Local entrepreneurs have restarted negotiations to build an 8,000-seat arena resembling the Patriot Center near the Shady Grove Metro station, a project first envisioned before the economic crisis.
In his first term, Montgomery County Executive Isiah Leggett proposed building a small arena that could host concerts as well as community events such as high school sports championships and graduations. The county selected a partnership formed by attorney William Askinazi and Tom Doyle to negotiate creation of an arena in late 2007.
Since then, the partners had to endure the collapse of the national and local economy, but Askinazi said they have since lined up many of the backers required to build the stadium and are negotiating for the needed land.
The ideal site, Askinazi said, is an eight-acre parcel where Metro currently operates surface parking lots at the Shady Grove station. Askinazi, a former business development official in former Maryland Gov. Robert L. Ehrlich’s administration and a state senate candidate, said his company D&A Sports and Entertainment Group was prepared to finance and build an $85 million stadium and a 1,000-space replacement parking garage for Metro on the site.
Askinazi, of Potomac, said his experience using sports and entertainment venues for economic development purposes at the state level led him to the idea. “I knew a lot about stadiums and arenas in Baltimore, but I was was always perplexed by why we don’t have an arena in Montgomery County,” he said.
Askinazi said he and Doyle had lined up construction giant Skanska to build the project and arena manager SMG to operate it. He said he had spoken to retailers including Charlie Chiang’s Restaurants and Ben & Jerry’s ice cream about opening there, as well as to operators of the Towers Club Tysons Corner about how to create a similar venue as part of the project. “We’re going to do a similar Montgomery County business high-end meeting place,” he said.
A 2007 study on the idea commissioned by the Maryland Stadium Authority found that an arena of 6,500-8,000 seats “would enjoy a well-defined niche comprised of its mid-sized scale, location, adaptability and newness of facility.”
Leggett is backing the idea because the county lacks a place to hold large community events such as high school championships and graduations, said Steve Silverman, county director of economic development. “Graduations are often held at DAR Constitution Hall because it’s the only place that holds 4,000, and they used to be held at some churches in Prince George’s,” he said.
Securing the land remains a major obstacle. Leggett has committed to not putting money into the deal, but has begun discussions about acquiring the land from Metro needed for the stadium and could commit land to the project instead. Silverman said preliminary discussions began recently and should mature over the summer. “The first step is to try to figure out if WMATA is interested, and the second thing is to try to figure out if we can make something work in respect to the county,” he said.
Metro will consider the county’s proposal, according to Metro spokeswoman Caroline Lukas. “We would evaluate it from all the perspectives that we usually take,” she said in an e-mail. A formal proposal would require public vetting and approval by the transit agency’s board of directors.

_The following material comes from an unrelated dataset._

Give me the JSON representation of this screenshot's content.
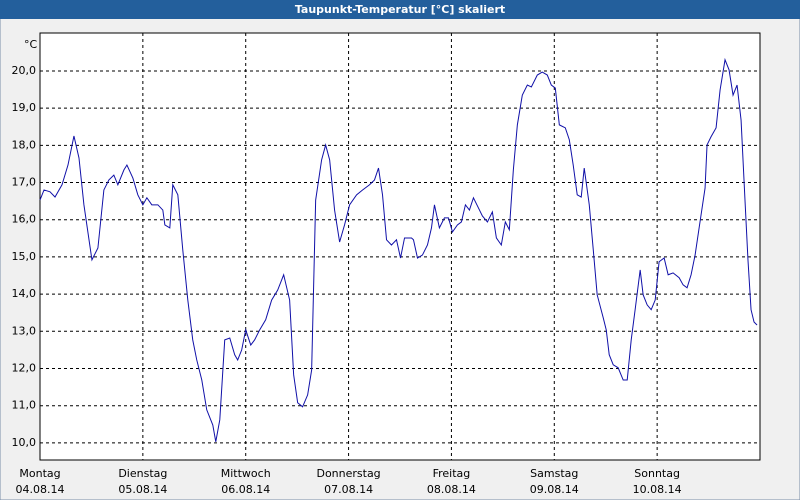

Askinazi said the Metro site is the most preferable. “Arenas will fail without government involvement. We’ve done our homework and those arenas that succeed require real government partnerships,” he said. But he said he and Doyle had also lined up privately owned sites near Shady Grove that could be purchased and then operated in partnership with the county. “If we don’t get it with WMATA we are going to go forward,” he said.